I also find it interesting, and perhaps revealing, that the author fails to take his profession to task for the atrocities they’ve caused in these wars. How about the false Newsweek report in 2005 that the Quran was flushed down the toilet, which led to untold deaths around the world, only to be retracted with a “Our bad” apology? What breaking news interest did the LA Times serve by publishing 2 year old pictures of troops posing with body parts of a failed suicide bomber?

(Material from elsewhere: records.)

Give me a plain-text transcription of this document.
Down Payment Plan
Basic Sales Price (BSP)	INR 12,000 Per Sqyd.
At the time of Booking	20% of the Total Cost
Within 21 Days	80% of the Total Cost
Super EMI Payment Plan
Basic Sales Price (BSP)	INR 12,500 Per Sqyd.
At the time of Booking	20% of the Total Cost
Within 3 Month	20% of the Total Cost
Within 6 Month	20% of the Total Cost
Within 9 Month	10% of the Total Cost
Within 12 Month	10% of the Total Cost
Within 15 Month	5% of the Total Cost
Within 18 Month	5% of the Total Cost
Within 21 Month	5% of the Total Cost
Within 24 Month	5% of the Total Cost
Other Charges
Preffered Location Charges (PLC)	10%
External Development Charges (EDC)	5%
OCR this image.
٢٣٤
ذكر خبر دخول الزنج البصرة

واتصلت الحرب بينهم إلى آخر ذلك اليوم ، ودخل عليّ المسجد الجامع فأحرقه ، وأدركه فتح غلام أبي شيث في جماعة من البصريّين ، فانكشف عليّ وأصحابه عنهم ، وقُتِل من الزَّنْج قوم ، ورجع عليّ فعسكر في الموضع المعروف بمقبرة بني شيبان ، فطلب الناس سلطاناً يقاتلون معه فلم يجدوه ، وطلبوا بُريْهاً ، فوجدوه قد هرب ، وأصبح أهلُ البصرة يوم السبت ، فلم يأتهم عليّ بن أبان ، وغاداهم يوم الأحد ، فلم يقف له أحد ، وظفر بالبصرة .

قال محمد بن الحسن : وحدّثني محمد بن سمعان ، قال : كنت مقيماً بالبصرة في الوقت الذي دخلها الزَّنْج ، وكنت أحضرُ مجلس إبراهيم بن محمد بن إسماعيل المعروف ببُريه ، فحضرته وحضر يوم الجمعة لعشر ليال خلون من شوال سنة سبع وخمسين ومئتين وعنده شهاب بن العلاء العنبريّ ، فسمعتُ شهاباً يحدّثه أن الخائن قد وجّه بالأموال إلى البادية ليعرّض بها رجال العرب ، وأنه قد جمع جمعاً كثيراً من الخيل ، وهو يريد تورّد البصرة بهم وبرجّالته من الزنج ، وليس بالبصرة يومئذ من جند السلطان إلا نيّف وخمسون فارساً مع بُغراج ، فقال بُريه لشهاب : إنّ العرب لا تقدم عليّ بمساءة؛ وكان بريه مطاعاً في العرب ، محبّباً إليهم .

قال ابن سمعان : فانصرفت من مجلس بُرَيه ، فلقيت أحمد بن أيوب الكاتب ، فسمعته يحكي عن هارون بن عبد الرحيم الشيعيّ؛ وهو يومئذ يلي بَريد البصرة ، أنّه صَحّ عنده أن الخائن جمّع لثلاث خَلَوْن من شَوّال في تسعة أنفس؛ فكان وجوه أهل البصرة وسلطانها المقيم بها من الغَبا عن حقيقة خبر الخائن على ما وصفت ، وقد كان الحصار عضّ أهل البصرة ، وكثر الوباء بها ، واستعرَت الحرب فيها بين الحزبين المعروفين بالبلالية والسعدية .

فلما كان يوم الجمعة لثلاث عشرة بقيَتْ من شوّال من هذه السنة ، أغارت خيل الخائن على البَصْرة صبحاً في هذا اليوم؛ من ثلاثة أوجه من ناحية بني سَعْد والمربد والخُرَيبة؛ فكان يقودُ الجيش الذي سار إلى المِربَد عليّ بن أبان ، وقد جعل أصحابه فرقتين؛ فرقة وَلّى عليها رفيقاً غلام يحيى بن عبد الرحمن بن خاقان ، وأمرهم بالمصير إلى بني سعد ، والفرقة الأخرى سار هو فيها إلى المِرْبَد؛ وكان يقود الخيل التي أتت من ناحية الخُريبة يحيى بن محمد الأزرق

Seems to me the real revelation of this story, and many like it, is the obvious jealousy that exists in the journalism “profession”. Jealousy that American troops are celebrated upon return from the war zone, while they aren’t.
"My Daily Rant" says
Well written, I will not attack this one.
palmcoaster says
I have only two words to our young and older soldiers abiding their commanders and even sacrificing their lives on that war journey, THANK YOU!
For those mentioned, photographed in this sad and inhumane circumstances I hope they can get back again into the right compassionate trail and respect other individuals dead or alive for just what they are “human beings” that may never go back home to their own families, as I hope our boys on these pics, will be coming home soon and safe to their families and the normal lives they had before these cruel wars…
NortonSmitty says
My two would be I’M SORRY! Sorry we sent you in our name to another God-forsaken land to fight another mismanaged campaign under false pretenses again.
Donna De Poalo says
Excellent.
Sherry Epley says
Excellent article Pierre! I often wonder if our leaders ever really think about the best moment to declare a victory and STOP a war. Consider the possibility that we should have declared VICTORY when Saddam Hussein was captured. . . NO? What about when he was put to death. . . NO? What about when Osama Bin Laden was finally killed. . . NO?
What, exactly, are our leaders trying to accomplish by starting a “military action” without a DRAFT? Consider the possibility that if a DRAFT were required for all “military interventions” involving say more than 500 personnel, there would be far fewer of them. If our political leaders and wealthy families were actually required to put their own loved ones in harm’s way. . . chances are that we could avoid losing the lives and physical/mental capabilites of so many of our brave young citizens. It seems to me that our current policy makes is far too easy for the high level decision makers to send someone else’s kids to the front line.
NortonSmitty says
If only we had something in the Constitution or somewhere that said a majority of congress had to vote to declare War on another country before the President could send our boys overseas to fight.
Captain America says
All the guys I know that joined did so because they “want to kill people”. One thing is for sure, our freedom doesn’t depend on these wars, never has, never will. I feel no sympathy for fighters who choose to fight (for their egos), just their innocent victims, period. Those who cry for child killers, are pretty worthless to me.